Sinto o cansaço a correr-me no corpo. Dormi pouco, comi mal. Mas a alma ficou alimentada porque o que os meus olhos viram deleitaram-me o paladar. Que dia agradável.
Vou dormir sob este céu estrelado.
TRANSIBERIANO - 30/07/2009 - 8º Dia – Irkutsk (+8h que em Lisboa)

Esta viagem tem sido muito diferente das que estou habituada. Quase sempre vamos sem nada muito organizado… os hotéis marcados, os vôos comprados mas pouco mais. O resto vai-se fazendo, vai-se descobrindo e regemo-nos pelas vontades do momento.
Aqui isso não se poderia passar. A média de idades das pessoas que fazem esta viagem deve estar acima dos 50 anos e acredito que se chega a uma idade que não se está para alguns sacrificios. E se há dinheiro, o Transiberiano é uma boa opção.
A heterogeneidade do nosso grupo é tão grande que consigo encontrar pessoas de todos os géneros, estratos e cultura.
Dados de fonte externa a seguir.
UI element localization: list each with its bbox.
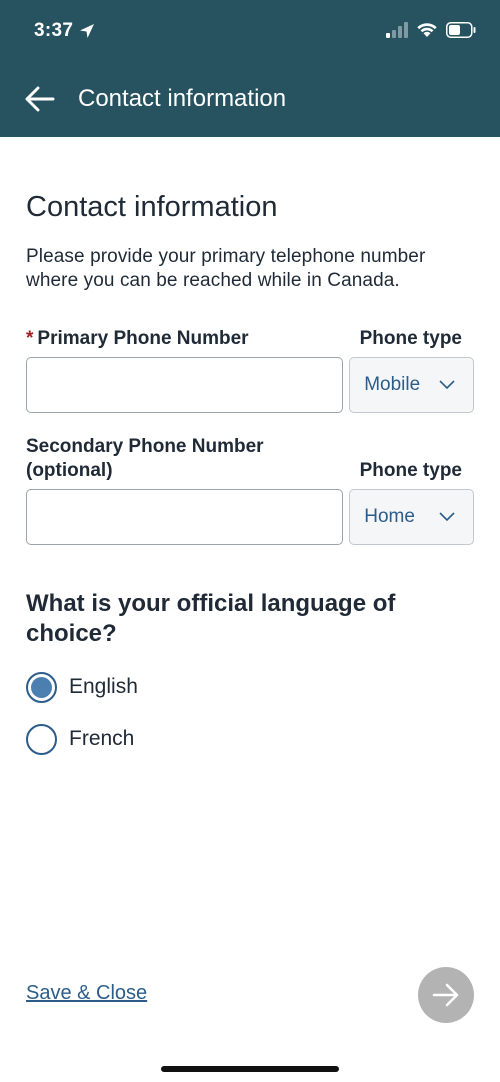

Gostaria de falar de todos, porque nestes 8 dias, todos eles e individualmente contribuiram para que a minha “bolinha de mercúrio” crescesse.
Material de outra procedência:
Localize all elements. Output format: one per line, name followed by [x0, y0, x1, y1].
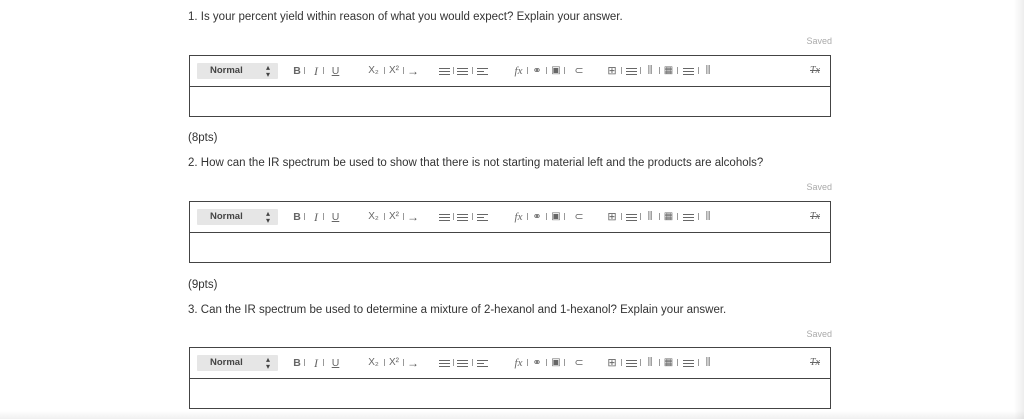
table-merge-icon[interactable]: ⫼ [703, 64, 713, 78]
question-3-saved-status: Saved [806, 329, 832, 339]
arrow-right-icon[interactable]: → [406, 356, 420, 370]
question-2-points: (9pts) [188, 279, 218, 291]
format-select-label: Normal [210, 357, 243, 368]
question-1-points: (8pts) [188, 132, 218, 144]
arrow-right-icon[interactable]: → [406, 64, 420, 78]
link-icon[interactable]: ⚭ [531, 64, 543, 78]
formula-button[interactable]: fx [512, 64, 525, 78]
table-delete-icon[interactable] [683, 356, 694, 370]
subscript-button[interactable]: X₂ [366, 210, 381, 224]
bottom-edge-shadow [0, 411, 1024, 419]
table-cell-icon[interactable]: ▦ [663, 356, 674, 370]
question-1-editor[interactable]: Normal ▴ ▾ B I U X₂ X² → fx ⚭ ▣ ⊂ ⊞ ⫼ ▦ … [189, 55, 831, 117]
formula-button[interactable]: fx [512, 210, 525, 224]
superscript-button[interactable]: X² [387, 356, 401, 370]
right-edge-shadow [1014, 0, 1024, 419]
format-select-arrows-icon: ▴ ▾ [265, 209, 270, 225]
format-select-arrows-icon: ▴ ▾ [265, 63, 270, 79]
table-cell-icon[interactable]: ▦ [663, 210, 674, 224]
question-2-editor[interactable]: Normal ▴ ▾ B I U X₂ X² → fx ⚭ ▣ ⊂ ⊞ ⫼ ▦ … [189, 201, 831, 263]
answer-text-area[interactable] [190, 379, 830, 409]
link-icon[interactable]: ⚭ [531, 210, 543, 224]
question-2-saved-status: Saved [806, 182, 832, 192]
format-select[interactable]: Normal ▴ ▾ [197, 209, 278, 225]
table-delete-icon[interactable] [683, 210, 694, 224]
question-2-text: 2. How can the IR spectrum be used to sh… [188, 157, 764, 169]
align-icon[interactable] [476, 356, 488, 370]
image-icon[interactable]: ▣ [550, 210, 562, 224]
arrow-right-icon[interactable]: → [406, 210, 420, 224]
table-column-icon[interactable]: ⫼ [645, 64, 655, 78]
question-3-text: 3. Can the IR spectrum be used to determ… [188, 304, 727, 316]
table-row-icon[interactable] [626, 210, 637, 224]
answer-text-area[interactable] [190, 87, 830, 117]
attachment-icon[interactable]: ⊂ [572, 210, 586, 224]
question-1-text: 1. Is your percent yield within reason o… [188, 11, 623, 23]
bold-button[interactable]: B [292, 210, 302, 224]
table-merge-icon[interactable]: ⫼ [703, 356, 713, 370]
underline-button[interactable]: U [330, 356, 341, 370]
editor-toolbar: Normal ▴ ▾ B I U X₂ X² → fx ⚭ ▣ ⊂ ⊞ ⫼ ▦ … [190, 348, 830, 379]
table-icon[interactable]: ⊞ [606, 356, 618, 370]
unordered-list-icon[interactable] [457, 210, 468, 224]
image-icon[interactable]: ▣ [550, 64, 562, 78]
table-row-icon[interactable] [626, 64, 637, 78]
editor-toolbar: Normal ▴ ▾ B I U X₂ X² → fx ⚭ ▣ ⊂ ⊞ ⫼ ▦ … [190, 202, 830, 233]
italic-button[interactable]: I [311, 356, 321, 370]
italic-button[interactable]: I [311, 64, 321, 78]
table-column-icon[interactable]: ⫼ [645, 210, 655, 224]
unordered-list-icon[interactable] [457, 356, 468, 370]
image-icon[interactable]: ▣ [550, 356, 562, 370]
subscript-button[interactable]: X₂ [366, 356, 381, 370]
ordered-list-icon[interactable] [439, 356, 450, 370]
ordered-list-icon[interactable] [439, 210, 450, 224]
superscript-button[interactable]: X² [387, 210, 401, 224]
align-icon[interactable] [476, 64, 488, 78]
format-select-label: Normal [210, 65, 243, 76]
bold-button[interactable]: B [292, 356, 302, 370]
unordered-list-icon[interactable] [457, 64, 468, 78]
clear-format-button[interactable]: Tx [809, 356, 821, 370]
format-select[interactable]: Normal ▴ ▾ [197, 355, 278, 371]
align-icon[interactable] [476, 210, 488, 224]
formula-button[interactable]: fx [512, 356, 525, 370]
clear-format-button[interactable]: Tx [809, 210, 821, 224]
table-icon[interactable]: ⊞ [606, 64, 618, 78]
ordered-list-icon[interactable] [439, 64, 450, 78]
link-icon[interactable]: ⚭ [531, 356, 543, 370]
format-select-label: Normal [210, 211, 243, 222]
italic-button[interactable]: I [311, 210, 321, 224]
table-icon[interactable]: ⊞ [606, 210, 618, 224]
answer-text-area[interactable] [190, 233, 830, 263]
bold-button[interactable]: B [292, 64, 302, 78]
question-3-editor[interactable]: Normal ▴ ▾ B I U X₂ X² → fx ⚭ ▣ ⊂ ⊞ ⫼ ▦ … [189, 347, 831, 409]
underline-button[interactable]: U [330, 210, 341, 224]
subscript-button[interactable]: X₂ [366, 64, 381, 78]
table-cell-icon[interactable]: ▦ [663, 64, 674, 78]
table-merge-icon[interactable]: ⫼ [703, 210, 713, 224]
format-select[interactable]: Normal ▴ ▾ [197, 63, 278, 79]
superscript-button[interactable]: X² [387, 64, 401, 78]
table-delete-icon[interactable] [683, 64, 694, 78]
table-column-icon[interactable]: ⫼ [645, 356, 655, 370]
attachment-icon[interactable]: ⊂ [572, 356, 586, 370]
format-select-arrows-icon: ▴ ▾ [265, 355, 270, 371]
clear-format-button[interactable]: Tx [809, 64, 821, 78]
question-1-saved-status: Saved [806, 36, 832, 46]
table-row-icon[interactable] [626, 356, 637, 370]
attachment-icon[interactable]: ⊂ [572, 64, 586, 78]
underline-button[interactable]: U [330, 64, 341, 78]
editor-toolbar: Normal ▴ ▾ B I U X₂ X² → fx ⚭ ▣ ⊂ ⊞ ⫼ ▦ … [190, 56, 830, 87]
E mais outro dia comprido. Saimos ás 09h30 e só voltámos ás 22h00 ao comboio.
De manhã começámos pela visita panorâmica á cidade, como já é hábito.
Todas as cidades têm guias locais.
Nesta cidade a guia russa falava espanhol. E ,claro está, o TUGA desenrrasca-se sempre e até percebe espanhol e sujeita-se… que remédio! Sempre fomos os “desenrrascas”. Não percebo é porque é que continuamos assim… na cauda do mundo… E a “abanar a abanar” que nem cãozinho… enfim…
Aquela voz aguda proliferava-se pela camioneta. Parecia uma velhinha sentada junto á lareira a contar histórinhas. Um som que se tornou ruido e que acabou invadindo-me de tal forma que não conseguia concentrar-me nas palavras.
Dirigimo-nos para fora da cidade de Irtursk para almoçar, junto ao Lago Baikal, numas casinhas de madeira.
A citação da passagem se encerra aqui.